Em letras enormes do tamanho
do medo da solidão da angústia
um cartaz denuncia que um homem e uma mulher
se encontraram num bar de hotel
numa tarde de chuva
entre zunidos de conversa
e inventaram o amor com carácter de urgência
deixando cair dos ombros o fardo incómodo da monotonia quotidiana.
Um homem e uma mulher que tinham olhos e coração e fome de ternura
e souberam entender-se sem palavras inúteis
Apenas o silêncio. A descoberta. A estranheza
de um sorriso natural e inesperado.
Não saíram de mãos dadas para a humidade diurna.
Despediram-se e cada um tomou um rumo diferente
embora subterraneamente unidos pela invenção conjunta
de um amor subitamente imperativo.
Um homem e uma mulher um cartaz denuncia
colado em todas as esquinas da cidade
A rádio já falou. A TV anuncia
iminente a captura. A policia de costumes avisada
procura os dois amantes nos becos e nas avenidas.
Onde houver uma flor rubra e essencial
é possível que se escondam tremendo a cada batida na porta fechada para o mundo
É preciso encontrá-los antes que seja tarde.
Antes que o exemplo frutifique. Antes
que a invenção do amor se processe em cadeia.
Há pesadas sanções para os que auxiliarem os fugitivos.
Chamem as tropas aquarteladas na província!
Convoquem os reservistas os bombeiros os elementos da defesa passiva
Todos decrete-se a lei marcial com todas as consequências!
O perigo justifica-o. Um homem e uma mulher
conheceram-se amaram-se perderam-se no labirinto da cidade.
É indispensável encontrá-los dominá-los convencê-los
antes que seja tarde
e a memória da infância nos jardins escondidos
acorde a tolerância no coração das pessoas.
Fechem as escolas. Sobretudo
protejam as crianças da contaminação.
Uma agência comunica que algures ao sul do rio
um menino pediu uma rosa vermelha
e chorou nervosamente porque lha recusaram.
Segundo o director da sua escola é um pequeno triste inexplicavelmente dado aos longos silêncios e aos choros sem razão.
Aplicado no entanto. Respeitador da disciplina.
Um caso típico de inadaptação congénita disseram os psicólogos
Ainda bem que se revelou a tempo.
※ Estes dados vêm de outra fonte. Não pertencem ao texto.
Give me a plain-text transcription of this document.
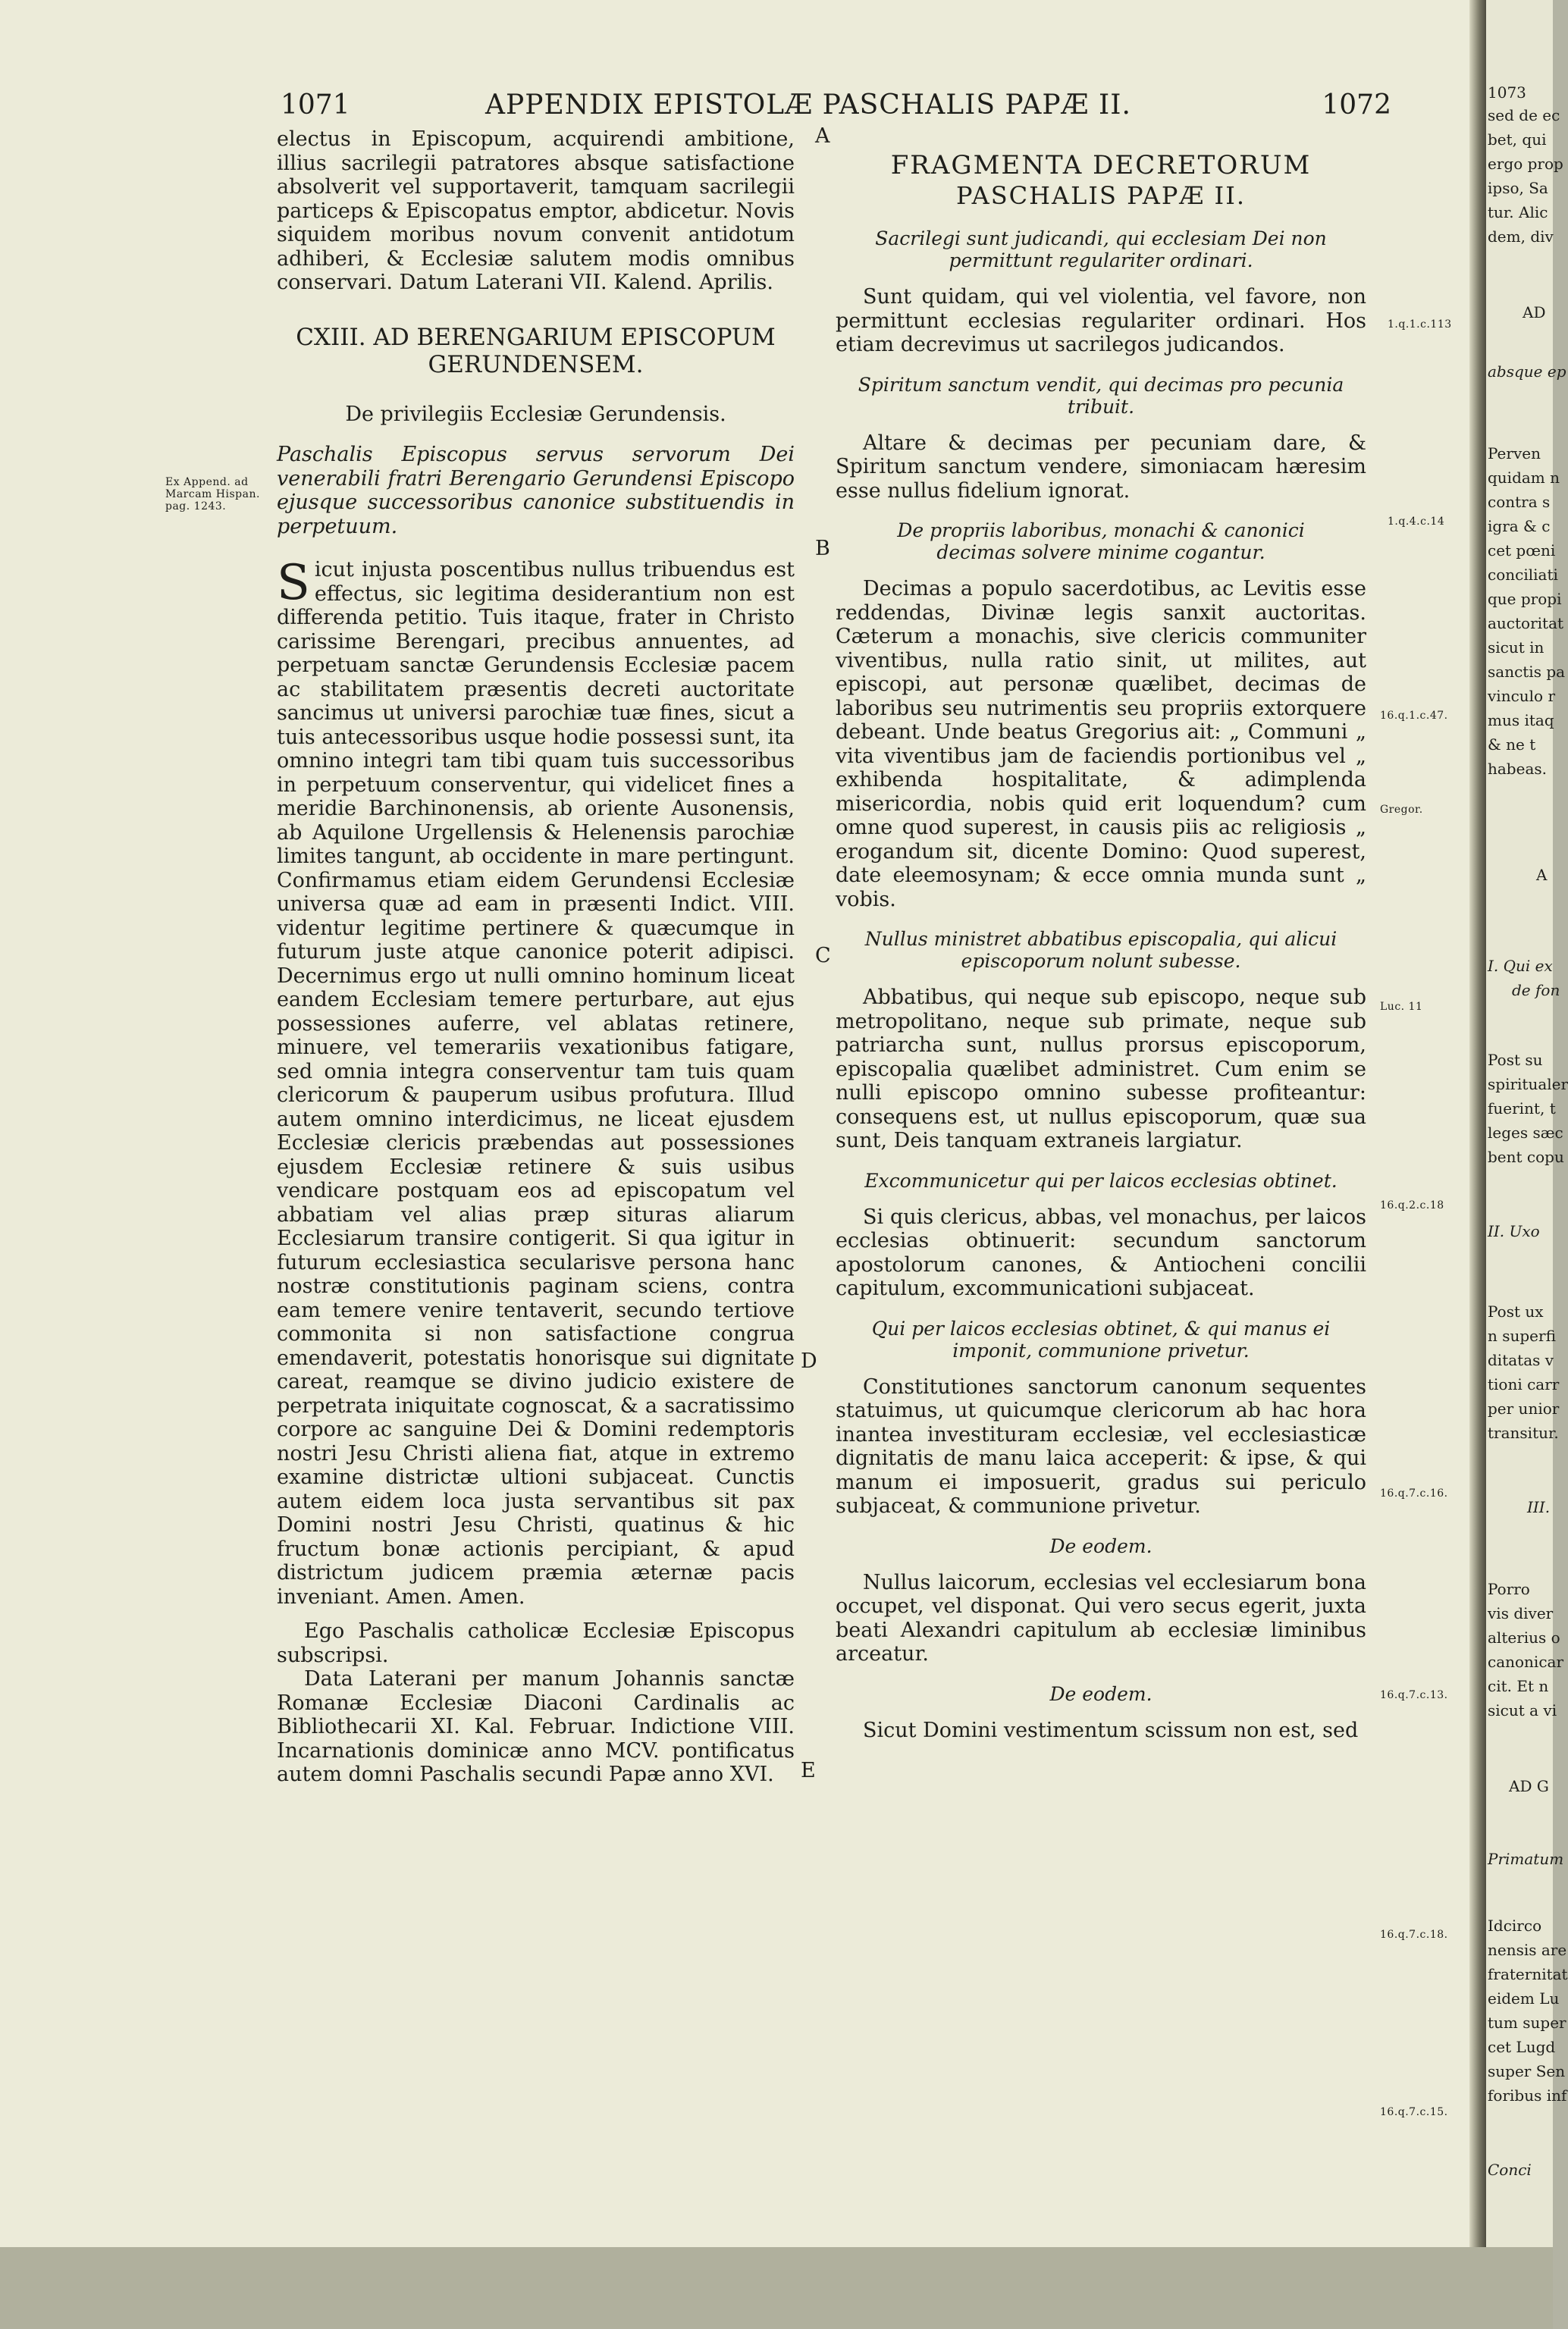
1071	APPENDIX EPISTOLÆ PASCHALIS PAPÆ II.	1072

electus in Episcopum, acquirendi ambitione, illius sacrilegii patratores absque satisfactione absolverit vel supportaverit, tamquam sacrilegii particeps & Episcopatus emptor, abdicetur. Novis siquidem moribus novum convenit antidotum adhiberi, & Ecclesiæ salutem modis omnibus conservari. Datum Laterani VII. Kalend. Aprilis.

CXIII. AD BERENGARIUM EPISCOPUM GERUNDENSEM.

De privilegiis Ecclesiæ Gerundensis.

Paschalis Episcopus servus servorum Dei venerabili fratri Berengario Gerundensi Episcopo ejusque successoribus canonice substituendis in perpetuum.

Sicut injusta poscentibus nullus tribuendus est effectus, sic legitima desiderantium non est differenda petitio. Tuis itaque, frater in Christo carissime Berengari, precibus annuentes, ad perpetuam sanctæ Gerundensis Ecclesiæ pacem ac stabilitatem præsentis decreti auctoritate sancimus ut universi parochiæ tuæ fines, sicut a tuis antecessoribus usque hodie possessi sunt, ita omnino integri tam tibi quam tuis successoribus in perpetuum conserventur, qui videlicet fines a meridie Barchinonensis, ab oriente Ausonensis, ab Aquilone Urgellensis & Helenensis parochiæ limites tangunt, ab occidente in mare pertingunt. Confirmamus etiam eidem Gerundensi Ecclesiæ universa quæ ad eam in præsenti Indict. VIII. videntur legitime pertinere & quæcumque in futurum juste atque canonice poterit adipisci. Decernimus ergo ut nulli omnino hominum liceat eandem Ecclesiam temere perturbare, aut ejus possessiones auferre, vel ablatas retinere, minuere, vel temerariis vexationibus fatigare, sed omnia integra conserventur tam tuis quam clericorum & pauperum usibus profutura. Illud autem omnino interdicimus, ne liceat ejusdem Ecclesiæ clericis præbendas aut possessiones ejusdem Ecclesiæ retinere & suis usibus vendicare postquam eos ad episcopatum vel abbatiam vel alias præp situras aliarum Ecclesiarum transire contigerit. Si qua igitur in futurum ecclesiastica secularisve persona hanc nostræ constitutionis paginam sciens, contra eam temere venire tentaverit, secundo tertiove commonita si non satisfactione congrua emendaverit, potestatis honorisque sui dignitate careat, reamque se divino judicio existere de perpetrata iniquitate cognoscat, & a sacratissimo corpore ac sanguine Dei & Domini redemptoris nostri Jesu Christi aliena fiat, atque in extremo examine districtæ ultioni subjaceat. Cunctis autem eidem loca justa servantibus sit pax Domini nostri Jesu Christi, quatinus & hic fructum bonæ actionis percipiant, & apud districtum judicem præmia æternæ pacis inveniant. Amen. Amen.

Ego Paschalis catholicæ Ecclesiæ Episcopus subscripsi.

Data Laterani per manum Johannis sanctæ Romanæ Ecclesiæ Diaconi Cardinalis ac Bibliothecarii XI. Kal. Februar. Indictione VIII. Incarnationis dominicæ anno MCV. pontificatus autem domni Paschalis secundi Papæ anno XVI.

Ex Append. ad Marcam Hispan. pag. 1243.
A
B
C
D
E
FRAGMENTA DECRETORUM
PASCHALIS PAPÆ II.

Sacrilegi sunt judicandi, qui ecclesiam Dei non permittunt regulariter ordinari.

Sunt quidam, qui vel violentia, vel favore, non permittunt ecclesias regulariter ordinari. Hos etiam decrevimus ut sacrilegos judicandos.

Spiritum sanctum vendit, qui decimas pro pecunia tribuit.

Altare & decimas per pecuniam dare, & Spiritum sanctum vendere, simoniacam hæresim esse nullus fidelium ignorat.

De propriis laboribus, monachi & canonici decimas solvere minime cogantur.

Decimas a populo sacerdotibus, ac Levitis esse reddendas, Divinæ legis sanxit auctoritas. Cæterum a monachis, sive clericis communiter viventibus, nulla ratio sinit, ut milites, aut episcopi, aut personæ quælibet, decimas de laboribus seu nutrimentis seu propriis extorquere debeant. Unde beatus Gregorius ait: „ Communi „ vita viventibus jam de faciendis portionibus vel „ exhibenda hospitalitate, & adimplenda misericordia, nobis quid erit loquendum? cum omne quod superest, in causis piis ac religiosis „ erogandum sit, dicente Domino: Quod superest, date eleemosynam; & ecce omnia munda sunt „ vobis.

Nullus ministret abbatibus episcopalia, qui alicui episcoporum nolunt subesse.

Abbatibus, qui neque sub episcopo, neque sub metropolitano, neque sub primate, neque sub patriarcha sunt, nullus prorsus episcoporum, episcopalia quælibet administret. Cum enim se nulli episcopo omnino subesse profiteantur: consequens est, ut nullus episcoporum, quæ sua sunt, Deis tanquam extraneis largiatur.

Excommunicetur qui per laicos ecclesias obtinet.

Si quis clericus, abbas, vel monachus, per laicos ecclesias obtinuerit: secundum sanctorum apostolorum canones, & Antiocheni concilii capitulum, excommunicationi subjaceat.

Qui per laicos ecclesias obtinet, & qui manus ei imponit, communione privetur.

Constitutiones sanctorum canonum sequentes statuimus, ut quicumque clericorum ab hac hora inantea investituram ecclesiæ, vel ecclesiasticæ dignitatis de manu laica acceperit: & ipse, & qui manum ei imposuerit, gradus sui periculo subjaceat, & communione privetur.

De eodem.

Nullus laicorum, ecclesias vel ecclesiarum bona occupet, vel disponat. Qui vero secus egerit, juxta beati Alexandri capitulum ab ecclesiæ liminibus arceatur.

De eodem.

Sicut Domini vestimentum scissum non est, sed

1.q.1.c.113
1.q.4.c.14
16.q.1.c.47.
Gregor.
Luc. 11
16.q.2.c.18
16.q.7.c.16.
16.q.7.c.13.
16.q.7.c.18.
16.q.7.c.15.
1073
sed de ec
bet, qui
ergo prop
ipso, Sa
tur. Alic
dem, div
AD
absque ep
Perven
quidam n
contra s
igra & c
cet pœni
conciliati
que propi
auctoritat
sicut in
sanctis pa
vinculo r
mus itaq
& ne t
habeas.
A
I. Qui ex
de fon
Post su
spiritualer
fuerint, t
leges sæc
bent copu
II. Uxo
Post ux
n superfi
ditatas v
tioni carr
per unior
transitur.
III.
Porro
vis diver
alterius o
canonicar
cit. Et n
sicut a vi
AD G
Primatum
Idcirco
nensis are
fraternitat
eidem Lu
tum super
cet Lugd
super Sen
foribus inf
Conci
Vai ser internado
e submetido a um tratamento especial de recuperação.
Mas é possível que haja outros É absolutamente vital
que o diagnóstico se faça no período primário da doença
E também que se evite o contágio com o homem e a mulher
de que fala no cartaz colado em todas as esquinas da cidade.
Está em jogo o destino da civilização que construímos
o destino das máquinas das bombas de hidrogénio das normas de discriminação racial
o futuro da estrutura industrial de que nos orgulhamos
a verdade incontroversa das declarações políticas.
...
É possível que cantem
mas defendam-se de entender a sua voz. Alguém que os escutou
deixou cair as armas e mergulhou nas mãos o rosto banhado de lágrimas.
E quando foi interrogado em Tribunal de Guerra
respondeu que a voz e as palavras o faziam feliz
lhe lembravam a infância Campos verdes floridos
Água simples correndo A brisa das montanhas.
Foi condenado à morte é evidente. É preciso evitar um mal maior.
Mas caminhou cantando para o muro da execução
foi necessário amordaçá-lo e mesmo desprendia-se dele
um misterioso halo de uma felicidade incorrupta.
...
Procurem a mulher o homem que num bar
de hotel se encontraram numa tarde de chuva.
Se tanto for preciso estabeleçam barricadas
senhas, salvo-condutos, horas de recolher
censura prévia à Imprensa, tribunais de excepção
Para bem da cidade, do país, da cultura,
é preciso encontrar o casal fugitivo
que inventou o amor com carácter de urgência.
Os jornais da manhã publicam a notícia
de que os viram passar de mãos dadas sorrindo
numa rua serena debruada de acácias.
Um velho sem família a testemunha diz
ter sentido de súbito uma estranha paz interior
uma voz desprendendo um cheiro a primavera
o doce bafo quente da adolescência longínqua.